Near Dhanushkodi - sea on both sides 

A railway station of the ghost town

A sip of coconut water and we hopped into our Innova and headed to Dhanushkodi which is a tapering piece of land from where Lord Rama and his army of vanaras were supposed to have built the Ram setu. Sri Lanka they say is a mere 40 kms from the end of that land. People cannot stay back in Dhanushkodi and must return by 5 pm.

Traffic jam at end of land


Fish meal at hut

There was once a village they say ad a proper civilisation with a railway station, houses and such which was destroyed in a cyclone. All that remains now is the ghost town of Dhanushkodi. Our driver took us into the strip of land packed with cars and minivans and such, causing a huge traffic jam. We got off some distance away - sea on both sides, gusty winds that blew our caps away. I walked by the sea and wet my feet, walked right to the tip where there is a circular path. People just sat there watching the ocean - pineapple and mango strips there to eat along with coconut water. My phone got stuck so I could not take pics. Also realised that we were out of India's network and our Airtel network was showing international roaming.
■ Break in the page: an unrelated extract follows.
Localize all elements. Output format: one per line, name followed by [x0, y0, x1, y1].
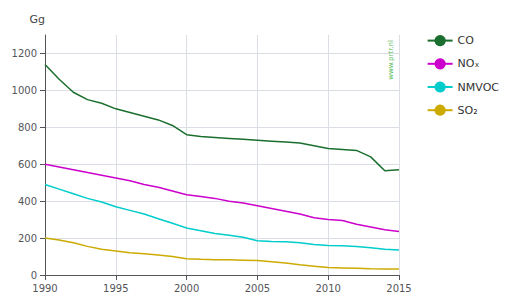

Our dhaba - many such here

View from lighthouse of land end

Ghost town view


We soon made our way back to the Innova, found ourselves a hut which the driver suggested was best for local fish curry and rice and we sat down for a nice meal. After that we headed out - Krishna, Santosh and me climbed atop the lighthouse from where we got brilliant views of the Land's End and the ghost town and then climbed down. 

Rama temple 

Pamban bridge

Not enough time to check out the Kalam Memorial so we skipped it and went (we passed by a sign that said, way to Kalam's house) and a huge tank. We stopped for a moment on the Pamban bridge and then off we headed back to Tuticorin.

Love these - cricket in open grounds

More cricket

Homeward bound!

One stop for chai and snack and we were back at the Hotel by 8 pm. Day well spent.